The US Supreme Court has refused leave for the Conan Doyle Estate Ltd to appeal the Court of Appeals Seventh Circuit decision affirming that most of the Sherlock Holmes stories have lapsed into the public domain in the United States.

Arthur Conan Doyle’s books and characters have been subject to a tangle of copyright disputes since the author died in 1930.  In the UK copyright protection extends 70 years after death therefore the copyright protection on Doyle’s works expired in 2000.  However, in the US 10 of his 56 Sherlock Holmes short stories continue to enjoy copyright protection due to copyright extensions obtained by Doyle’s great nieces and nephews.

The game was once more afoot when editor and media lawyer Leslie S. Klinger attempted to publish a new book containing Sherlock Holmes and Dr John Watson without obtaining a license from the estate and paying a fee.

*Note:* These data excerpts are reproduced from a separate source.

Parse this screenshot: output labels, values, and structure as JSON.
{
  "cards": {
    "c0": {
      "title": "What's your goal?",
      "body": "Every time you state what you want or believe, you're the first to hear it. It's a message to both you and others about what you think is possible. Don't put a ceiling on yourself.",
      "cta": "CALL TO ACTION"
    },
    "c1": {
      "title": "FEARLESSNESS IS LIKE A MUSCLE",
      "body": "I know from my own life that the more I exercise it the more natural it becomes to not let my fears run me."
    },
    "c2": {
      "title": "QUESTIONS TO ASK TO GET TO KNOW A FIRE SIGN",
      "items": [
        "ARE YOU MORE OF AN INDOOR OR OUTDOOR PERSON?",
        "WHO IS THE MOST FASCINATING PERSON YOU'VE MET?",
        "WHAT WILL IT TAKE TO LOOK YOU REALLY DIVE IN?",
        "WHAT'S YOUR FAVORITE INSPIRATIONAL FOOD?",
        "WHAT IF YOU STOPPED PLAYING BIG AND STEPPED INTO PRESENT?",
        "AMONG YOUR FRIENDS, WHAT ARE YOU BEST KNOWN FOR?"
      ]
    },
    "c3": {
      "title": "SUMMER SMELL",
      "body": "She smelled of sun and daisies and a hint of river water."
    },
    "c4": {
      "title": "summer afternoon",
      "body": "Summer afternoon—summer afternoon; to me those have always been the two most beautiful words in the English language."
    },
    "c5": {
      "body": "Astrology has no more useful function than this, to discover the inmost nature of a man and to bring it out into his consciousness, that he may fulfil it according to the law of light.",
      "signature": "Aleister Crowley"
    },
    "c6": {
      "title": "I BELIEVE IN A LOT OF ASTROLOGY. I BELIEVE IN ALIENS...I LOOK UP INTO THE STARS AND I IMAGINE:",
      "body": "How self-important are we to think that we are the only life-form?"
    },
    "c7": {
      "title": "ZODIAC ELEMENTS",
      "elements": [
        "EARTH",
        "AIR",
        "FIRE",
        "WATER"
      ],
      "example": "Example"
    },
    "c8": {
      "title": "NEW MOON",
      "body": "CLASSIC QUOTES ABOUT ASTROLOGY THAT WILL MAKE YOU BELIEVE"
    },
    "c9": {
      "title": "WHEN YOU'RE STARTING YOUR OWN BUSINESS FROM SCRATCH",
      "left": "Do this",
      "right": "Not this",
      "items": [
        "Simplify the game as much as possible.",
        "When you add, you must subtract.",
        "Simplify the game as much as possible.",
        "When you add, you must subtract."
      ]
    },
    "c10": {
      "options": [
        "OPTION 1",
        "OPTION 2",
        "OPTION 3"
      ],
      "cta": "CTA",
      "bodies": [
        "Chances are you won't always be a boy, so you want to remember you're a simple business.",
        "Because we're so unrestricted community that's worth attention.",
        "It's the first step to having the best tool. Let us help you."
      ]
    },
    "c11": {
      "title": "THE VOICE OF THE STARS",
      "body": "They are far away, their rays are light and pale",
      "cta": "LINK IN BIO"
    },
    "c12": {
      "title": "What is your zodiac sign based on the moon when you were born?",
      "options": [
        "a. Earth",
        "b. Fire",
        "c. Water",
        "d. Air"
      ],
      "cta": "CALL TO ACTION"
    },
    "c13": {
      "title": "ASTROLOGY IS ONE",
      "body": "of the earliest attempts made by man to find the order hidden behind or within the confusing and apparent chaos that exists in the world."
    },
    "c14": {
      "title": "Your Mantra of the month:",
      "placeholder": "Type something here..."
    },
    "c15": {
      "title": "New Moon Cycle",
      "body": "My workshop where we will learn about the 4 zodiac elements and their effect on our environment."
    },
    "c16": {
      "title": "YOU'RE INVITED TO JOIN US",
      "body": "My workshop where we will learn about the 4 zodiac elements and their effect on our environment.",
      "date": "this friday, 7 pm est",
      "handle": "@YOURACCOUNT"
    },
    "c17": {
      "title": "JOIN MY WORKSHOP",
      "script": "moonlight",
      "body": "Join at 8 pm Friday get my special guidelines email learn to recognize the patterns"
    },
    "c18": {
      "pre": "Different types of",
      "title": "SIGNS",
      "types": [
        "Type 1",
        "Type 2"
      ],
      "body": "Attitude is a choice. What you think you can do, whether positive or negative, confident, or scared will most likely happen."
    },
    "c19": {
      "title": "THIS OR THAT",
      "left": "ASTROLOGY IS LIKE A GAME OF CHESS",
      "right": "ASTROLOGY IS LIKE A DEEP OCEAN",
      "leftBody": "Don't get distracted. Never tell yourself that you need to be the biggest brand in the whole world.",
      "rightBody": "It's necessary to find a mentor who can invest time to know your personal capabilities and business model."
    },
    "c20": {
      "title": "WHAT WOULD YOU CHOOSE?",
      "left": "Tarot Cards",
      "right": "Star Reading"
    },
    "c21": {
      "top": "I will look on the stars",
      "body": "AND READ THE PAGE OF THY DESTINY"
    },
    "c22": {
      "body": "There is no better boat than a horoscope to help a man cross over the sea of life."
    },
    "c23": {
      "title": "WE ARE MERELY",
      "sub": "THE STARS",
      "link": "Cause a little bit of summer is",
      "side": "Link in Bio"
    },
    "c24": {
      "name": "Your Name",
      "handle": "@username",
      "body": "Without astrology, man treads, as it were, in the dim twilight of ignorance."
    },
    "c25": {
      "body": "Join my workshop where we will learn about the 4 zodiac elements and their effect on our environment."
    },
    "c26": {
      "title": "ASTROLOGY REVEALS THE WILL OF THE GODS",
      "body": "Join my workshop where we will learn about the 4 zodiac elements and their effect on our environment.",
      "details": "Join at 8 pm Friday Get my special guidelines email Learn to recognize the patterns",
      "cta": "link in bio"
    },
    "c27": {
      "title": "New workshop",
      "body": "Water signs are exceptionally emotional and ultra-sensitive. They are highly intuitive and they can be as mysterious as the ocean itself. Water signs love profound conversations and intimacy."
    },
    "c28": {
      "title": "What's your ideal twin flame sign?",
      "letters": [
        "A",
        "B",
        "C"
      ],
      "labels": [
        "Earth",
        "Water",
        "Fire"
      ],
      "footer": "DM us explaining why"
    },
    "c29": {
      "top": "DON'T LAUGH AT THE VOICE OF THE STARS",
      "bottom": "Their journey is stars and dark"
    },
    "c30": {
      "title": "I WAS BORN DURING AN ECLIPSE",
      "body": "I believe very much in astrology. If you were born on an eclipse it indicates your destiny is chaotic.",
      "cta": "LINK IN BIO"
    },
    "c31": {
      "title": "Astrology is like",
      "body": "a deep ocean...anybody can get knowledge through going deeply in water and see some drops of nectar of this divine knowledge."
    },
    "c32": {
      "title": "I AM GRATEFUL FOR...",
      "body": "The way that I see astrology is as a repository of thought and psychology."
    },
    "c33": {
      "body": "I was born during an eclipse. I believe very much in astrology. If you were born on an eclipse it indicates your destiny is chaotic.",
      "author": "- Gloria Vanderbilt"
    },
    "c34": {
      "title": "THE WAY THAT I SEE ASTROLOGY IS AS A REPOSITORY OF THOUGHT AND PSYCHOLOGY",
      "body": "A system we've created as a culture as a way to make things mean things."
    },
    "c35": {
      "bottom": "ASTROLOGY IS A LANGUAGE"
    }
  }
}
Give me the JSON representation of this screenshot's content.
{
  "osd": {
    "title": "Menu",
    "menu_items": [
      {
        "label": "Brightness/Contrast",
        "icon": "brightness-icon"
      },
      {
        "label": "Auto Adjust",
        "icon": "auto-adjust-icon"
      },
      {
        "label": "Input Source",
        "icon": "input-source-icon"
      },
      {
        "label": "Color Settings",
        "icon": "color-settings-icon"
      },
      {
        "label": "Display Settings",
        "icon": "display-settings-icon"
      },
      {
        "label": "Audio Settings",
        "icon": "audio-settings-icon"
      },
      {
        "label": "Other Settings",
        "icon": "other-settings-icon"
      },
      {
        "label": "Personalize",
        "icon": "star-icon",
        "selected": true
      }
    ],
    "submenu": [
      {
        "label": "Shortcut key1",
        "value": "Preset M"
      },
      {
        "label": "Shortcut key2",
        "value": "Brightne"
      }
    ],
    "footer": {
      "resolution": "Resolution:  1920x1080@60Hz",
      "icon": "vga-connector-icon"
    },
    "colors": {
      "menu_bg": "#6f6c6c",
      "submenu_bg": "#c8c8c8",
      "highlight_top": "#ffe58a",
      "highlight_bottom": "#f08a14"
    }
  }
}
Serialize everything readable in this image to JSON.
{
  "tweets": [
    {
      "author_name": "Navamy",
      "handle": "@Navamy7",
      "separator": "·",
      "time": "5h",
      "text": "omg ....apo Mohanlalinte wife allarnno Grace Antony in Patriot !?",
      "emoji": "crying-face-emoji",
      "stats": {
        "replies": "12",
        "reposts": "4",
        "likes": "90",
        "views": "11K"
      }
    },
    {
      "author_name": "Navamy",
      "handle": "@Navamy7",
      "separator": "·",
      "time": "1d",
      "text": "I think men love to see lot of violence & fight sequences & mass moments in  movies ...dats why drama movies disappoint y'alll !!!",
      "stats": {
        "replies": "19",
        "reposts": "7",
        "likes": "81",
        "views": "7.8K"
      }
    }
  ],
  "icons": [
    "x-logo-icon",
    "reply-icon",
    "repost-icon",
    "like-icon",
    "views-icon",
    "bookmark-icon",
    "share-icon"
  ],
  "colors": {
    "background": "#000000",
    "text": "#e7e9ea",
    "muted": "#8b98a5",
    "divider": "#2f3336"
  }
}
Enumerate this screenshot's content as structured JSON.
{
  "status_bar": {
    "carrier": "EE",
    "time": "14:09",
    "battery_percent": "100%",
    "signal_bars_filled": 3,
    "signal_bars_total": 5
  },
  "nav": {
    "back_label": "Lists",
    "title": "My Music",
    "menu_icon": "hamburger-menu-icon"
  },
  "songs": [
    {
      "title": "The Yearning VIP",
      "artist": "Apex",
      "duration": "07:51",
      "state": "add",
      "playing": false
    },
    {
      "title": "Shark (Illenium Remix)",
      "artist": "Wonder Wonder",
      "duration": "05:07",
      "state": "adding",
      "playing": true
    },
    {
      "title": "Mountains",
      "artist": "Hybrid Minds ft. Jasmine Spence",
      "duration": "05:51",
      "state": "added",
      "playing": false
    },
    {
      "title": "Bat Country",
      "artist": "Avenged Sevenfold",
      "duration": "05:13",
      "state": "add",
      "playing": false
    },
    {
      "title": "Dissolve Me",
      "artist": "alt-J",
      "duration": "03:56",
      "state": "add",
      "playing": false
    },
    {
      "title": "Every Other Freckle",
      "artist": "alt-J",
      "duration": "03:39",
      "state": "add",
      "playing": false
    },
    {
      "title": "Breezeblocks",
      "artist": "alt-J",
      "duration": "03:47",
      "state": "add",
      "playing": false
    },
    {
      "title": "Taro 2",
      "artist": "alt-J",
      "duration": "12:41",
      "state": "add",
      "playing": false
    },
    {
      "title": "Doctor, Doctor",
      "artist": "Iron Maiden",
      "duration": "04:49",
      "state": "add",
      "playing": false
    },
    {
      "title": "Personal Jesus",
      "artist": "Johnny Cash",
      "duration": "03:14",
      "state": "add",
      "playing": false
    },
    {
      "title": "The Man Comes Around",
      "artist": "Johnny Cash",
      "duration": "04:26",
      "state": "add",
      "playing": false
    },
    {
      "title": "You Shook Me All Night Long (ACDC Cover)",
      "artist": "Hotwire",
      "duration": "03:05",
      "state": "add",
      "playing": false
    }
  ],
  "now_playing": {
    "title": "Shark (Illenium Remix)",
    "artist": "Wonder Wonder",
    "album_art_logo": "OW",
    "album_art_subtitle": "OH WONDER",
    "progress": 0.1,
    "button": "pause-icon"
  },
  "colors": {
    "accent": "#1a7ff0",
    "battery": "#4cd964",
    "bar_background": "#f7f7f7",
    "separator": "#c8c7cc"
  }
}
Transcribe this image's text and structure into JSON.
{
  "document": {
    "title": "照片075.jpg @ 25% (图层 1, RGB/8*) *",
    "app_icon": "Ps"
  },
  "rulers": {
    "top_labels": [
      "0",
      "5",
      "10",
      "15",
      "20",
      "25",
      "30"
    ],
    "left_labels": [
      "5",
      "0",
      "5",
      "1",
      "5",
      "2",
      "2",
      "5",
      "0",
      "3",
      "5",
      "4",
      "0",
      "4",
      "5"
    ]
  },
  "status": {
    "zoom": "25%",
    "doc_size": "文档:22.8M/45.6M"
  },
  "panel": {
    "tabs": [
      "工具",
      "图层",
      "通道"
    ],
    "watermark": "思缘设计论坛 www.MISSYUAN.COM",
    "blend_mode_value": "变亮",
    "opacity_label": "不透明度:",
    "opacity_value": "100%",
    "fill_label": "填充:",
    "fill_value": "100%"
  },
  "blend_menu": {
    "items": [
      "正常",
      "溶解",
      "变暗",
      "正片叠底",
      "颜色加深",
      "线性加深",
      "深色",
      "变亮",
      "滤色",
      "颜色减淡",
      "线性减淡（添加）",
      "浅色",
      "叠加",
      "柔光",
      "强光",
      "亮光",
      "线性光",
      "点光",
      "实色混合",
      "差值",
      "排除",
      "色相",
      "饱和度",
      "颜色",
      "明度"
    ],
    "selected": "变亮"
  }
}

It was previously ruled by the Seventh Circuit Court that Mr Klinger’s book did not use any elements from the 10 stories still under copyright protection.   However, the Doyle estate attempted a novel argument that the great detective is a complex character who was effectively incomplete until the author’s final story was published in the US, leaving the entire body of work protected by copyright.  This argument was rejected by the Court as it would have meant that the estate would receive the benefit of 135 years of copyright protection.

Despite this set back, the Doyle estate have decided that they have not yet eliminated the impossible and have announced that they intend to petition the Supreme Court for review of the decision itself.